Geceleri yattığım yerde, Osman Pamukoğlu Paşa’nın Hakkari ve Kuzey Irak’taki Askerler’i anlattığı “Unutulanlar Dışında Yeni Bir Şey Yok” kitabını okuyorum da. Bir iki kelime yazacağım zamanı gelince...

Başımı kaldırıyorum şiirden, Sefa ile göz göze geliyoruz. “İlham” diyor sormadığım bir suale cevap verir gibi.

Şiirime dönüyorum.

RİCAT SAKİNLERİ

savaş görmüş çocukları bir ülkenin
acının ardından kenevir yakmıyorsa
ağır postallarını kuşanıp geceleri
yeryüzüne doğru kanat çırpmıyorsa
ölümler kendisini yadırgasa gerektir.-

tarih şeritleri de bir gün açıklar adresini
kurutulmuş bir ırmak deltasına yürürken
bir türkü mü söylenir ıslıklar eşliğinde
deltasında ırmağın gök ekinler çürürken
çoktan yenik bir derviş, bir de âsâ gerektir.-

eve dönmez çocuklar o sınır boylarından
biri birden mecûsi, biri eksik müslüman
yürek ki kanar durur madalyalara inat
oturup konuşurlar sırat akşamlarında
karanfili küstüren bir de masa gerektir.-

âlemleri besleyip aşklara vurmak için
sen ne bilirsin oğul, bir yarasa gerektir.-


*

Haberin Devamı

Açık televizyonlardan birinden bir ney sesi geliyor o anda, belli belirsiz...
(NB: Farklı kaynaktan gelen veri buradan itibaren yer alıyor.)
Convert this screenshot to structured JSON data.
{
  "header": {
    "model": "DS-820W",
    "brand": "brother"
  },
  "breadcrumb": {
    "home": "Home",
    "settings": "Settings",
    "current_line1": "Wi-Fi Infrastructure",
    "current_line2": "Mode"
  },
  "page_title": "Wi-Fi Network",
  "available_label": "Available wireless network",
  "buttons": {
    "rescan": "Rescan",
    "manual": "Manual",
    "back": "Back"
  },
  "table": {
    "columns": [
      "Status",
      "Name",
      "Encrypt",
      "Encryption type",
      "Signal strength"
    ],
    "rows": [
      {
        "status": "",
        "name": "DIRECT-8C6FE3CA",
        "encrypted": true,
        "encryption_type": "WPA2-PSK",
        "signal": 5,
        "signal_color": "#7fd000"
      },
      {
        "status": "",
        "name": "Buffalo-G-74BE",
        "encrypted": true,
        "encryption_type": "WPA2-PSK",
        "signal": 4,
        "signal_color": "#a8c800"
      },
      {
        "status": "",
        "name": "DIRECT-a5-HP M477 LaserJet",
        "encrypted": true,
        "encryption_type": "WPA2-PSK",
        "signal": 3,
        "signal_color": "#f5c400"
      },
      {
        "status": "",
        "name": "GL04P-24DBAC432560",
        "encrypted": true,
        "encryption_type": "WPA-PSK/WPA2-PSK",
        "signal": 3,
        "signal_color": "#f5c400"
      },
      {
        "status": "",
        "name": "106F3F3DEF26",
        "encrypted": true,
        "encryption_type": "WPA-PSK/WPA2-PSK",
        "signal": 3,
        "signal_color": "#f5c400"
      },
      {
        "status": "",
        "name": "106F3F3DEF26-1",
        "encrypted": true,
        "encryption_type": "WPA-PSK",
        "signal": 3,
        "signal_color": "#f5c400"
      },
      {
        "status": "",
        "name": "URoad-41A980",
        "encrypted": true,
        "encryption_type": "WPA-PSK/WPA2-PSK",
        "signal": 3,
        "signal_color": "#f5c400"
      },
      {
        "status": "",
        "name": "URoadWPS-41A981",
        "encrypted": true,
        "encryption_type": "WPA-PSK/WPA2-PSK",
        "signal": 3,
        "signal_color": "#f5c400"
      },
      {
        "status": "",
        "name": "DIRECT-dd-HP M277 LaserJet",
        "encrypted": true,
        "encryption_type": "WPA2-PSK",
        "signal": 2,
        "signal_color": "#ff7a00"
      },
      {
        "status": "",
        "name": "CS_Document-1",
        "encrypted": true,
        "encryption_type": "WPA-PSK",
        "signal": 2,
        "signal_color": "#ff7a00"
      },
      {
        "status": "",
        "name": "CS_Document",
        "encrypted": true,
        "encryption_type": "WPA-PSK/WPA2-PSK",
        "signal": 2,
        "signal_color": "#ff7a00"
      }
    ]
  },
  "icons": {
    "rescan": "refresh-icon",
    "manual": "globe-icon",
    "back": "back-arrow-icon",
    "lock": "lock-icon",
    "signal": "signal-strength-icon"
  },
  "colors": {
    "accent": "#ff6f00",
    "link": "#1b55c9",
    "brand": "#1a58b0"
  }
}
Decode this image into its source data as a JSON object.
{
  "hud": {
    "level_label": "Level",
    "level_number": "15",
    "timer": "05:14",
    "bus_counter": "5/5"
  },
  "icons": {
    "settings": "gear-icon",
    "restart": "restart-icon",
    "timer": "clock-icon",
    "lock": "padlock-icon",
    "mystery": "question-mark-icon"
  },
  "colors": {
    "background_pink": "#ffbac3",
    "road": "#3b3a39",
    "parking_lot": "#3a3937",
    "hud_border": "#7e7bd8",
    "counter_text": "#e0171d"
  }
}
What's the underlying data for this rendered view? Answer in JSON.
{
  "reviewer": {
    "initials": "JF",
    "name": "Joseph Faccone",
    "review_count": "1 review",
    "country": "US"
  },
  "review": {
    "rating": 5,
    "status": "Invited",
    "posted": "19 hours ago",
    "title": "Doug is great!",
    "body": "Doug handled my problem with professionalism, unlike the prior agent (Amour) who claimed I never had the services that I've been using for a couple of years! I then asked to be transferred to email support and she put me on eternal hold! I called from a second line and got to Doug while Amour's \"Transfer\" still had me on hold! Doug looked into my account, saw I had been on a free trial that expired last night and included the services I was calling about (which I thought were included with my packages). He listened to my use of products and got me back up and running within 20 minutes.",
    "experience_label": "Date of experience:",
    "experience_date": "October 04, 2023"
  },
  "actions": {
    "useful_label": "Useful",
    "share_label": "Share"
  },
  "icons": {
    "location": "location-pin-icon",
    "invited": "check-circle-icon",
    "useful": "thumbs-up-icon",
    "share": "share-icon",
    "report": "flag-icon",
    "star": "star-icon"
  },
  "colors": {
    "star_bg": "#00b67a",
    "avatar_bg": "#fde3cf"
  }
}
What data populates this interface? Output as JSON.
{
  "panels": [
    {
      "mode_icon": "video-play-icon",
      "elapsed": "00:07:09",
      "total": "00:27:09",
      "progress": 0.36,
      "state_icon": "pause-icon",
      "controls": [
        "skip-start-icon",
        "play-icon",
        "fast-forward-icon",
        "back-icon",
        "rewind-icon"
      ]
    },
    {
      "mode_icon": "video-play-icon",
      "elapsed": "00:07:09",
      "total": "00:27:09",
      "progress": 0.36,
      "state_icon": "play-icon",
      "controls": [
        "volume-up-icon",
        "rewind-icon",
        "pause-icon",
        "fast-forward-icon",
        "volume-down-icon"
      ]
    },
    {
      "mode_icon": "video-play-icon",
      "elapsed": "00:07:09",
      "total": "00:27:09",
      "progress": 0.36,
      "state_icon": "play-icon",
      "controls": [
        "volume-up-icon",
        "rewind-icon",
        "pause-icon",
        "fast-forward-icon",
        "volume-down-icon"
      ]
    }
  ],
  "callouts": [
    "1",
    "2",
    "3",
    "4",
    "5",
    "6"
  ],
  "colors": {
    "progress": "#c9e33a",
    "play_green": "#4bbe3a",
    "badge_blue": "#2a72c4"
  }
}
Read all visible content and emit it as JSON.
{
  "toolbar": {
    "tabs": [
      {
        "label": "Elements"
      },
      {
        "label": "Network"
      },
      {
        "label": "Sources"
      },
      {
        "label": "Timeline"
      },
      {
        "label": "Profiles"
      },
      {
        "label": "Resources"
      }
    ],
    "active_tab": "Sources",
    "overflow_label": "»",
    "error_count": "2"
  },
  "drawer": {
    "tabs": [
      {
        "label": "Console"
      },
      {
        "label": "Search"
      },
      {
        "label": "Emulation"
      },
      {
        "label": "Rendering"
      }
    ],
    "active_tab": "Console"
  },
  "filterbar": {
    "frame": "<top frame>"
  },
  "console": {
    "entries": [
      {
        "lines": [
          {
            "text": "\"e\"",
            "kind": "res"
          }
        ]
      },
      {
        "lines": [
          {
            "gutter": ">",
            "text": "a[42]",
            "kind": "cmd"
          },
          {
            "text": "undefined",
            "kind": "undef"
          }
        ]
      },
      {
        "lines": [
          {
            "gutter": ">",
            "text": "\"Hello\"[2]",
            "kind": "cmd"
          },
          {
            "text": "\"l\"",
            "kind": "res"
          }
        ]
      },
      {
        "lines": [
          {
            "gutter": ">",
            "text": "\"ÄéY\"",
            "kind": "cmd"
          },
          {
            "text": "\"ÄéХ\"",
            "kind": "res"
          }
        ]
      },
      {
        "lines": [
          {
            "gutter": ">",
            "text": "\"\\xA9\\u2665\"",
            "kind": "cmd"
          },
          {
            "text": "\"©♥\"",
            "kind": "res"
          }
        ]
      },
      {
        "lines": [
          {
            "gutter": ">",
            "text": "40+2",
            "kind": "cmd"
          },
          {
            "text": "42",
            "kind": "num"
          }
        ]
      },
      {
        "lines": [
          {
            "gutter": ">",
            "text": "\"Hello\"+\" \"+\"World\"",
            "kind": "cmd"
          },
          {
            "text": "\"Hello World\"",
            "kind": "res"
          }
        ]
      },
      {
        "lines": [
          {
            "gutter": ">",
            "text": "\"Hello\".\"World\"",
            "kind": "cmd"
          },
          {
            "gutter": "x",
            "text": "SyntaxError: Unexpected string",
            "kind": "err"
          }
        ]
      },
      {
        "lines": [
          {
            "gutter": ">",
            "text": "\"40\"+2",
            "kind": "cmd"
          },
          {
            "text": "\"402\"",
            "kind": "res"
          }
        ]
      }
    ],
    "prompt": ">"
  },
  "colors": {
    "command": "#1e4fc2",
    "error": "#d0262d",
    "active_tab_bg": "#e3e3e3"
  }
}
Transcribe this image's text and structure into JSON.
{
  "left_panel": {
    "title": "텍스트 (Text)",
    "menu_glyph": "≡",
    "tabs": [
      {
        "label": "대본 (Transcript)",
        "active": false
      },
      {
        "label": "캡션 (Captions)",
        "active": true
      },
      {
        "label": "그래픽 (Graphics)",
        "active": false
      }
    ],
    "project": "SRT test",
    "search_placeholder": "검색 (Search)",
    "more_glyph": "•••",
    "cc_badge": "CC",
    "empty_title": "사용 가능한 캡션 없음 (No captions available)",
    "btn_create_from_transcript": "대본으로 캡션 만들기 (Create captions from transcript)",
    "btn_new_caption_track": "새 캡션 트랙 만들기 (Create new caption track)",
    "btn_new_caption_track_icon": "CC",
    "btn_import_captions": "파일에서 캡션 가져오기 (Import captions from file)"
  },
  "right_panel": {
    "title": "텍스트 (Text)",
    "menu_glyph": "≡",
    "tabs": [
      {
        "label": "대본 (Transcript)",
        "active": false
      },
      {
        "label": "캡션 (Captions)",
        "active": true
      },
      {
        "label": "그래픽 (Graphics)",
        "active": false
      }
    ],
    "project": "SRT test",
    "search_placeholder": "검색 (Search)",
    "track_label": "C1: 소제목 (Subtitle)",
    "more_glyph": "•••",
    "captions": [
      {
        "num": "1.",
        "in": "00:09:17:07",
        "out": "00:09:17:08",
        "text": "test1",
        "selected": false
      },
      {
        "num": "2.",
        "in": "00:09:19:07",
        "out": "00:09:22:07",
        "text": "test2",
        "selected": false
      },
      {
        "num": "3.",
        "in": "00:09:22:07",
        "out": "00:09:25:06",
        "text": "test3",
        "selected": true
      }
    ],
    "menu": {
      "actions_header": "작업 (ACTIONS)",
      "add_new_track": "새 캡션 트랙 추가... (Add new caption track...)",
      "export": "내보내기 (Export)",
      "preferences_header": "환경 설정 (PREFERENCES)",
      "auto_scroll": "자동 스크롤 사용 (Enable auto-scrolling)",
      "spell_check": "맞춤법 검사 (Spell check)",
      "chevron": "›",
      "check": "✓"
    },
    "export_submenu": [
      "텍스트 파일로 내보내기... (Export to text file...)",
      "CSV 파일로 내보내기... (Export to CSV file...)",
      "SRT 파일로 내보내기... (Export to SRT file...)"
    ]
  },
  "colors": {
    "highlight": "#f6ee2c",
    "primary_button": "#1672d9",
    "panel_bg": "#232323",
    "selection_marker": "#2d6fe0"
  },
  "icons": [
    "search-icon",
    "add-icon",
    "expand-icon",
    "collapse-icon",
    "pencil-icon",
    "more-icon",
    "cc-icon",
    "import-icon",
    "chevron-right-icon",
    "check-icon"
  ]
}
- Sefa, şiirde neyi seviyorum ben biliyor musun? Nefesli çalgılarda sevdiğim şeyi...
- Yani?
- Kemanı, piyanoyu hele sazı çok severim. Ama illâ da ney. Ney bir başkadır. Bambaşkadır. Sonra büyük flüt, hatta gayda... Çünkü bunların ortak noktası, geride duyulan o insan nefesi... Ben şiirde de, kelimelerin arkasında şairin nefesini duyarsam seviyorum...
- “İlham” dedim ya biraz önce sana, buydu kastım. Şiirin gerisindeki “ruh” o senin tarif ettiğin...
- Evet, nasıl ney’in gerisindeki nefesi seviyorsam ben, arkasında şairin ruhunu hissettiğim şiiri seviyormuşum demek ki...


*

Sevsem de Karanfil’i, Hak’ı ve Hattat’ı... sevsem de okumuyorum size burada tek tek...

Kitaptan okumak bir başta keyiftir çünkü şiiri...

 


* Mecûsi Şiirleri, Sefa Kaplan - Altıkırkbeşşairleri, 2004

Haberle ilgili daha fazlası:

BAKMADAN GEÇME!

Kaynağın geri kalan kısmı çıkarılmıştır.